マルコの象徴が獅子であることは、「王としてのキリスト」を福音として伝えているからであると語っています。また、何故獅子の象徴であるのかについては、キリストが「死の力に打ち勝ち、復活させられた」ことをも意味しているのである、と彼は解釈します。

ルカにおいては、自己犠牲と奉仕を意味する牡牛として描かれていますが、これは、キリストが自らを差し出して人々に対する愛を現されたように、キリスト者たちもイエスにならってその奉仕をすることを学ぶように教えているからである、という解釈をしています。

最後のヨハネにおいては、鷲が太陽に近い、高い空を飛んでいるように、キリストも父なる神様に限りなく近い方であることと、また高い所を目指している鷲のように、キリスト者もそれを見習おうではないか、という意図を持っていると解釈しています。

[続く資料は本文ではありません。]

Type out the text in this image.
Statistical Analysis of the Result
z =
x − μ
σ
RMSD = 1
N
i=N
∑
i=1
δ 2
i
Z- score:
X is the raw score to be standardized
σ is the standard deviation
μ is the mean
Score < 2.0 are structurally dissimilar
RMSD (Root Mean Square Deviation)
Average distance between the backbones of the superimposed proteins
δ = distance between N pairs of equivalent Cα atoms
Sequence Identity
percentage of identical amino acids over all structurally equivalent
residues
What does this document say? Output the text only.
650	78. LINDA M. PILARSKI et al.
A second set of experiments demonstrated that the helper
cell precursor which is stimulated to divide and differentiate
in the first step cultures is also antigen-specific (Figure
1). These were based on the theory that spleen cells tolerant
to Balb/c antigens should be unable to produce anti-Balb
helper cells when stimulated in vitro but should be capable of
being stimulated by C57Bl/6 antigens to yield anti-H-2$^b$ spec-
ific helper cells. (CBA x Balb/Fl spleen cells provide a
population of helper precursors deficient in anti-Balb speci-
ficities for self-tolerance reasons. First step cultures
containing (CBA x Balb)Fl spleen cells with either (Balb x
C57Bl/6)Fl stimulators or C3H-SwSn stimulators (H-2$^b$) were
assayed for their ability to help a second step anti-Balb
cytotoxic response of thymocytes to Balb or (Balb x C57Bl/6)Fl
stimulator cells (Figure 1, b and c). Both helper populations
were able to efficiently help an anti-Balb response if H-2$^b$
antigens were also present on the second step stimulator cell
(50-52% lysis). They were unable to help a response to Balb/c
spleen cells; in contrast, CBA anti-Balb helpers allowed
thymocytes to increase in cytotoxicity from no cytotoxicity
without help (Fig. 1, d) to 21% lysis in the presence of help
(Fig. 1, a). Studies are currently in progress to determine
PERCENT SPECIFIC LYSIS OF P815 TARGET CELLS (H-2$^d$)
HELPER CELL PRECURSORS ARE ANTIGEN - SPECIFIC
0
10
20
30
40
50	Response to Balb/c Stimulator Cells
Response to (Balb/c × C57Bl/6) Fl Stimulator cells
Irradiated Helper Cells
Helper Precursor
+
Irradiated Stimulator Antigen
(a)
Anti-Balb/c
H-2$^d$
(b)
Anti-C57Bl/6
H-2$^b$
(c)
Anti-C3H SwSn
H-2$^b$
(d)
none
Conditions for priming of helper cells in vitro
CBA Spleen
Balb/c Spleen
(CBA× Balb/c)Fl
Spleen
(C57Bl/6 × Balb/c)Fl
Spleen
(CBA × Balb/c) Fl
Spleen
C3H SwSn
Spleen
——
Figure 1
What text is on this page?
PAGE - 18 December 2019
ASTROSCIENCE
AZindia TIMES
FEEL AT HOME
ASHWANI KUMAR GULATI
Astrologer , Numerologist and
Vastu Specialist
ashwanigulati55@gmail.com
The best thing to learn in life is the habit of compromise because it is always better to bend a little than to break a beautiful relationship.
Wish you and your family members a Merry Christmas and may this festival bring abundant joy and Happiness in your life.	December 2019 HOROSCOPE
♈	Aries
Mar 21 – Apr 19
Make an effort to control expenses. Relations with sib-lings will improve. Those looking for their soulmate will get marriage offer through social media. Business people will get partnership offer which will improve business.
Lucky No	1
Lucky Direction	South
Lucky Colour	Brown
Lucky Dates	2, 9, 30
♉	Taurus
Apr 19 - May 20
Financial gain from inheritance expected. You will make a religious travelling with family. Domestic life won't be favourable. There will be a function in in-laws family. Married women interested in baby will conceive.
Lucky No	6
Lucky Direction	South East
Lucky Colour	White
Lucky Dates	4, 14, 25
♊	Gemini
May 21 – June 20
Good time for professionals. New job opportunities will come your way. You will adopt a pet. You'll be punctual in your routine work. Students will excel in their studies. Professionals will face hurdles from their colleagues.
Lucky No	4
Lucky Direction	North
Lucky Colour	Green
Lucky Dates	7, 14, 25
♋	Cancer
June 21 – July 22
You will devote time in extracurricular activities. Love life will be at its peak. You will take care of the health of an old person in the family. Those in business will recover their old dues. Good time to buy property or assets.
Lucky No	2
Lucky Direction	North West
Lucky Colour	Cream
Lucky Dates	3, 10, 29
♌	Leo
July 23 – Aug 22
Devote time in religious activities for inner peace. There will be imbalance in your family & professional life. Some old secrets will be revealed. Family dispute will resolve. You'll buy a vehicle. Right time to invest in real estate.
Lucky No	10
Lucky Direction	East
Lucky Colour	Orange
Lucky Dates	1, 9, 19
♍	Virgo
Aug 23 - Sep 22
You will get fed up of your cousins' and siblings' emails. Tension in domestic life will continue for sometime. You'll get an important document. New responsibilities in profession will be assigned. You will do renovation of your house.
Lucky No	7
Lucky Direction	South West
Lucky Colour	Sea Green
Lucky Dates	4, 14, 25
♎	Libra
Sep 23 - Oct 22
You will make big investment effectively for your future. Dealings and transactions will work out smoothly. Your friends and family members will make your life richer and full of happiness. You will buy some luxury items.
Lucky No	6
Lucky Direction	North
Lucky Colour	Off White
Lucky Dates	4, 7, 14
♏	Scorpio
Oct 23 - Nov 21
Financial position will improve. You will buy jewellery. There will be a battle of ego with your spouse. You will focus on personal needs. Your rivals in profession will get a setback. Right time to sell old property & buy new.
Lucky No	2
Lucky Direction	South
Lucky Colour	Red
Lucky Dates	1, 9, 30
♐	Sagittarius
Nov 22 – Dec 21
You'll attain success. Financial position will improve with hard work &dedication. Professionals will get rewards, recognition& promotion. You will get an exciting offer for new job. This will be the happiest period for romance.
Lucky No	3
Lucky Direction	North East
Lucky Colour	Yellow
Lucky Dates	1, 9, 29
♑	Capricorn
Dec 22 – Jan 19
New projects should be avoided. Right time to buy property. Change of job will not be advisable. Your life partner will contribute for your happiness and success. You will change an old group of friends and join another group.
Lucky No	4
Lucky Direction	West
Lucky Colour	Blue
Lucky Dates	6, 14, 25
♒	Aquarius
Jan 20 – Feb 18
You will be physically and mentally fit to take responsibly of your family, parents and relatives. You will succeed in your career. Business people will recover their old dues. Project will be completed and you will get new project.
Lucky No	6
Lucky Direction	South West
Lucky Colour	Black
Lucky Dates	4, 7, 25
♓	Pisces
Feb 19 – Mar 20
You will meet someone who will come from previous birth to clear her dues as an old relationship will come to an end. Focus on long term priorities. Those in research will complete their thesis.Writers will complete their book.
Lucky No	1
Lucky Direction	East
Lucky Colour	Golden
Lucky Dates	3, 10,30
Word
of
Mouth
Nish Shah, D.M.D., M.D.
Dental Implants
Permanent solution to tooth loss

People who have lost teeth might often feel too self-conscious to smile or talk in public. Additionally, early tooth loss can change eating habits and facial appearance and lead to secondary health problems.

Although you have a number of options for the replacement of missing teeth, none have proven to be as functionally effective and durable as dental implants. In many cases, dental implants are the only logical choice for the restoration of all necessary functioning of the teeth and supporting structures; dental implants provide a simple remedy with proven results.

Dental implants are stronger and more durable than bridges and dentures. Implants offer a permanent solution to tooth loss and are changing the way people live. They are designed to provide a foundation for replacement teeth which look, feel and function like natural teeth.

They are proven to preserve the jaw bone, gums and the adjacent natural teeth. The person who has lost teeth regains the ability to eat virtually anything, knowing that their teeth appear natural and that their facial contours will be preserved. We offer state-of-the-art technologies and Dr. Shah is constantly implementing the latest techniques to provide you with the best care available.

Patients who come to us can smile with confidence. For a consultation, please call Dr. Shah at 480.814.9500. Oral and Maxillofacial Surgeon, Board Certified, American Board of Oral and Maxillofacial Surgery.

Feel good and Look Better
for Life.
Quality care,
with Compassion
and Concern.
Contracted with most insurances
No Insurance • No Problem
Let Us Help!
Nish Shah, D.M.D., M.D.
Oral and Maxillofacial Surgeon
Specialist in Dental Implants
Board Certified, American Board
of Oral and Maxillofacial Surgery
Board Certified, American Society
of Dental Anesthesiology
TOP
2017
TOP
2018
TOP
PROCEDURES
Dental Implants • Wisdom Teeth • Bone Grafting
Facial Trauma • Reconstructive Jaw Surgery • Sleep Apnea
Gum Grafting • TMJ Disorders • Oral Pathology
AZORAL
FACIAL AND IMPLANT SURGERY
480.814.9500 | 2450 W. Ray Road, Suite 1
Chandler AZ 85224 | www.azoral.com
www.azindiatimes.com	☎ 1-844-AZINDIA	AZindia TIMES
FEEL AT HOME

あくまで、「このような解釈がありますよ」程度のお話ですが、福音書ごとにそれぞれの特徴があることは、実に興味深いです。特に、福音書によっては、ものすごく人間味のあふれるイエス様と、まるで生ける神ご自身がその場におられるようなイエス様が描かれているのは、福音記者がどのようなメッセージを伝えようとしているのかが理解できるのではないでしょうか。

それぞれの異なる特性と観点を持っている四つの福音書ですが、逆に言えば、このような異なる観点を持っているからこそ、様々な角度からイエス様を理解することができる、ということであると思います。そして、私たちはこの福音記者たちが証している、「神の子なるキリスト・イエス」がこの世に来られ、私たちを救うために「苦難を受けて復活させられた」ということを、毎週の礼拝において告白しています。

これらのことを思いながら、毎週朗読する福音書が伝えようとするメッセージを吟味したいと思います。

福音記者の四つの象徴を描いた挿し絵、『ケルズの書』より。9世紀頃制作。ダブリン・トリニティ・カレッジ所蔵。